It was almost too serious for jests, and Lita said in a voice that just didn't tremble that she took the 4:08.

Life is not often just right, not only in the present, but promising in forty-eight hours to be just as good or better. Lita spent two wonderful hours. First they talked about Aurelia—her courage, her loneliness, her parents, divorce in general—and then Lita found herself telling him the whole story of her own position in regard to her parents. Even to Aurelia, with whom she talked so frankly, she had never told the whole story—her own deep emotional reactions. She found to her surprise that it was easier to tell a story of an intimate nature to this stranger of an opposite sex than to her lifelong friend. He understood so perfectly. He did not blame them; if he had she would have felt called on to defend them; and he did not blame her; if he had she would have been forced into attacking them. He just listened, and seemed to think it was a normal and deeply interesting bit of life.

He interrupted her once to say, "But you must remember that they are people as well as parents."

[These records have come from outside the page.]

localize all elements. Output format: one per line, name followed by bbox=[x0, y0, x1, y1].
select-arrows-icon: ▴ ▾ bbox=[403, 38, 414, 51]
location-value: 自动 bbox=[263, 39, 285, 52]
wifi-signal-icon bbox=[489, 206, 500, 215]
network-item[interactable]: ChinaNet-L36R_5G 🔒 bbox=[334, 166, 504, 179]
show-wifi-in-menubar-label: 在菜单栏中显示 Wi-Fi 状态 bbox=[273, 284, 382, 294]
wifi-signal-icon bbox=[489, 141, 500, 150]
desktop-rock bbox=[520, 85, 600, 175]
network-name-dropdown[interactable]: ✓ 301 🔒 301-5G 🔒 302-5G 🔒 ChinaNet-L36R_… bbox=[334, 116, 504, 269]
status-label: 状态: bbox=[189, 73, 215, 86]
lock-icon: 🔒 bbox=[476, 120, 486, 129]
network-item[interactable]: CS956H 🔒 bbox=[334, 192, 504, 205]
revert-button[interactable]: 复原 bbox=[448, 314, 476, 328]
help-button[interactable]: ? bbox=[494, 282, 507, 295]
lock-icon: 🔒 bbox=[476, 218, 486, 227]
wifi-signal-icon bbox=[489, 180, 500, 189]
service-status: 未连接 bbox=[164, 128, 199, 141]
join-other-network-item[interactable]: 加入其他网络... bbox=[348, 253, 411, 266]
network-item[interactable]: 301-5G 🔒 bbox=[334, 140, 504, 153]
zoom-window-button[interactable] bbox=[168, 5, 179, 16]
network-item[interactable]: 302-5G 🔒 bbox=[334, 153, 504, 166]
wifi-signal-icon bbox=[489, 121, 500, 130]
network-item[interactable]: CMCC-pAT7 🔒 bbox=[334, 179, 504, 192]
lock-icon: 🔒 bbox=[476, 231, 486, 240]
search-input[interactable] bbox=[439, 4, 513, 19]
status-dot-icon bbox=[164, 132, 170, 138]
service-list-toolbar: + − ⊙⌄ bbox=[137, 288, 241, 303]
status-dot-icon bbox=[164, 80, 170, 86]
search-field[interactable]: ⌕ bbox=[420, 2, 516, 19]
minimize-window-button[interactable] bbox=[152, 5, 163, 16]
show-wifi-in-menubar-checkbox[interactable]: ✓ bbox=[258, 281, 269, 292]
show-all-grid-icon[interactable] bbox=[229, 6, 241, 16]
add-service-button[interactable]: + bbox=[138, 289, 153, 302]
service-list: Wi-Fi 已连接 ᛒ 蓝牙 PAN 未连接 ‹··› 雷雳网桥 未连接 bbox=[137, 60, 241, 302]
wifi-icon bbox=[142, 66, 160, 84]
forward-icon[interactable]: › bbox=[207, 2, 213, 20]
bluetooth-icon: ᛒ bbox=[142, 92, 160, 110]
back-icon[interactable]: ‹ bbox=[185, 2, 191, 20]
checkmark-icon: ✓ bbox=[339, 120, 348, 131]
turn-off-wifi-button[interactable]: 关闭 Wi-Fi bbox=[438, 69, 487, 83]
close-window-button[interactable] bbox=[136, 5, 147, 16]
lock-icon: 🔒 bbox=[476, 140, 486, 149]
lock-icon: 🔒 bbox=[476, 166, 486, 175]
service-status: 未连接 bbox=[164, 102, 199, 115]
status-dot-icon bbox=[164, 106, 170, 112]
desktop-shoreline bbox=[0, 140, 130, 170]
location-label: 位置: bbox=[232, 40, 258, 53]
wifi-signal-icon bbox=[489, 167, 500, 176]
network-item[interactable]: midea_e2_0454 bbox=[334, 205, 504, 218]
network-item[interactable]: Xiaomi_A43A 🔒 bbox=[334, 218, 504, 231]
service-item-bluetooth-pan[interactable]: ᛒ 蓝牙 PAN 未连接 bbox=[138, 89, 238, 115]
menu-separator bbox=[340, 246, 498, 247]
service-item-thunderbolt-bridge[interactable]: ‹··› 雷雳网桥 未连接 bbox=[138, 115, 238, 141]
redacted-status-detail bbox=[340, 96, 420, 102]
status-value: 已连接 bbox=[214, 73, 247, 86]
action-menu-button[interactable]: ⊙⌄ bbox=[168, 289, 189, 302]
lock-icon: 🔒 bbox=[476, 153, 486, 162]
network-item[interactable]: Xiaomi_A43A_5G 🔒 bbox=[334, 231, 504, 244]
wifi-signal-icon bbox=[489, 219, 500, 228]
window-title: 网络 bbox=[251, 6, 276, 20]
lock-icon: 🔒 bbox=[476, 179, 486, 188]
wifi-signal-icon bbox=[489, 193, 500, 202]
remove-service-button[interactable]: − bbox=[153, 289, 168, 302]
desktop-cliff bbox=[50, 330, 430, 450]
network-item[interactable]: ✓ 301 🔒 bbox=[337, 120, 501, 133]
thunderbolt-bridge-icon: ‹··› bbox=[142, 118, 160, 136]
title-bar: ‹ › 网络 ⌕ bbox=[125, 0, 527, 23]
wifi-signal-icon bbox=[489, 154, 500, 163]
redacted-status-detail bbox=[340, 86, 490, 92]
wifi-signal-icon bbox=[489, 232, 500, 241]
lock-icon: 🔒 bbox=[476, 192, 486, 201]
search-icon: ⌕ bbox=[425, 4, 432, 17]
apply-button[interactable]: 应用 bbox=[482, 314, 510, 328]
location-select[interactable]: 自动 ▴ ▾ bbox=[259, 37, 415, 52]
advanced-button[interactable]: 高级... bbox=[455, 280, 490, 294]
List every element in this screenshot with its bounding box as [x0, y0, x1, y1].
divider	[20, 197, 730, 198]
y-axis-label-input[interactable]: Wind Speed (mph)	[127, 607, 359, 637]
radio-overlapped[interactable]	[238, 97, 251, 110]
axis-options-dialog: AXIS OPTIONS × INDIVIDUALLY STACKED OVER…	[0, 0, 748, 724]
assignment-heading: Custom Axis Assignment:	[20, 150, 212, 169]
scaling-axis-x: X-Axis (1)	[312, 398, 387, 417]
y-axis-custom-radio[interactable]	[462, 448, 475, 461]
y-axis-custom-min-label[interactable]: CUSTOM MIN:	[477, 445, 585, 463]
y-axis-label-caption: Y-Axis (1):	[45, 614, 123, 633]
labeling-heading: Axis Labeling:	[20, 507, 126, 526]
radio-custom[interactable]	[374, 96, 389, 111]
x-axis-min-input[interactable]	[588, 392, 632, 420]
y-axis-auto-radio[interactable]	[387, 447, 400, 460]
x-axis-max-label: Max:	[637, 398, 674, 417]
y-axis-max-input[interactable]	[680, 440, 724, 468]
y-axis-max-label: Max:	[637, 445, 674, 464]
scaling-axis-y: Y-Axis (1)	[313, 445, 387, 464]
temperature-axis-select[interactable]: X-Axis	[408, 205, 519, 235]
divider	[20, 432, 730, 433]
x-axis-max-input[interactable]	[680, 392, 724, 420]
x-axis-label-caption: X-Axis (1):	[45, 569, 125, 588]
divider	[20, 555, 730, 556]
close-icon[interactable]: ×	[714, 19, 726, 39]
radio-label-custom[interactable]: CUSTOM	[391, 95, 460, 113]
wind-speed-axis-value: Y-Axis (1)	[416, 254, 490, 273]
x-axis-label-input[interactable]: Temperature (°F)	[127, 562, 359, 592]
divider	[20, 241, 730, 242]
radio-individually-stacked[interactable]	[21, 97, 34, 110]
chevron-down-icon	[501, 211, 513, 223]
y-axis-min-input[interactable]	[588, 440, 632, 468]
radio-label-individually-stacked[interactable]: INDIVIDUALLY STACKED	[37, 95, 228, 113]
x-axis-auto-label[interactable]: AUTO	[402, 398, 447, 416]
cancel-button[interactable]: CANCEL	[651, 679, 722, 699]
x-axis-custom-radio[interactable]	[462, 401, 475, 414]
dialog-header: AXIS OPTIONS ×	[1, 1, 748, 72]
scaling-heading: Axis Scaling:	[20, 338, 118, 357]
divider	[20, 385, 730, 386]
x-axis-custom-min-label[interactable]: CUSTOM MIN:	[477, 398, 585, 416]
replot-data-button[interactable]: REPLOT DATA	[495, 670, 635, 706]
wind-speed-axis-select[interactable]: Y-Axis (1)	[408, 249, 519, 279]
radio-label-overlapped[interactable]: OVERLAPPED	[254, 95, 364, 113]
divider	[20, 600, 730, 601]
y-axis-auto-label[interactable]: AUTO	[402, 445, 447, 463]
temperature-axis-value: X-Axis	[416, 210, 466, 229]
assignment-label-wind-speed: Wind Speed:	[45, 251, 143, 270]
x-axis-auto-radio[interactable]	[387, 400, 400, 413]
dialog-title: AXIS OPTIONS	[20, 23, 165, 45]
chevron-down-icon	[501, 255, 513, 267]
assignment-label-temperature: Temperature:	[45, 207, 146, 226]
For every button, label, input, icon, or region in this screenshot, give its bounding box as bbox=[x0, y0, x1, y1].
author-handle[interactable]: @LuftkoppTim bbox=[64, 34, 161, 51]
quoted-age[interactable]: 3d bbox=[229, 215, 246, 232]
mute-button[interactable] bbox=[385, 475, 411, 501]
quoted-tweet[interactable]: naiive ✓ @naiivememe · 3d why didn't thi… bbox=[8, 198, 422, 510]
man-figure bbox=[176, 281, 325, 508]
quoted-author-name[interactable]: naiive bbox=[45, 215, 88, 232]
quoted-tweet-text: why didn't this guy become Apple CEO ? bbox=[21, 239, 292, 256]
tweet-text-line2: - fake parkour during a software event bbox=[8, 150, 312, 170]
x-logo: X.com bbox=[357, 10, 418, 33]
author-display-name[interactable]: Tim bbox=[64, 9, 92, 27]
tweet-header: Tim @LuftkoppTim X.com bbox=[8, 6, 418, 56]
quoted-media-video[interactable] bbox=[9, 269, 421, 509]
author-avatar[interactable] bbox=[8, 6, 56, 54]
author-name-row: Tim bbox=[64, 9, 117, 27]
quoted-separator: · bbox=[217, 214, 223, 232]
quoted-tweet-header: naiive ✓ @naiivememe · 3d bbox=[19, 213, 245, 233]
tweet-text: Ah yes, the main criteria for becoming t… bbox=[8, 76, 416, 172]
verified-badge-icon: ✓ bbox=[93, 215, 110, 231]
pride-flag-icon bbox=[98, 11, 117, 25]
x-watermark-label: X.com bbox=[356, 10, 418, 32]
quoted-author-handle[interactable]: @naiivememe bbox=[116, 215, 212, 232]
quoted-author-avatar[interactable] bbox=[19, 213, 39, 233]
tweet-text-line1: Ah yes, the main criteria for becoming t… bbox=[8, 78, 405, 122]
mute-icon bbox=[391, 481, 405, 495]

It seemed to her an inspired utterance. She did not always remember that. She offered the excuse: "Yes, but I don't mind their being divorced. Only why do they hate each other so?"

"How do you know they hate each other?"

Lita thought this was a queer thing to say after all that she had told him—almost stupid. She explained again: They were always abusing each other; nothing the other did was right; neither could bear her to speak well of—

"They sound to me," said Dacer, "as if they were still fond of each other." Then, as Lita just stared at him, he went on: "Didn't you know that? The only people it's any fun to quarrel with are the people you love."

"Oh, no."

"Well, I'm glad you haven't found it out as yet, but it's true."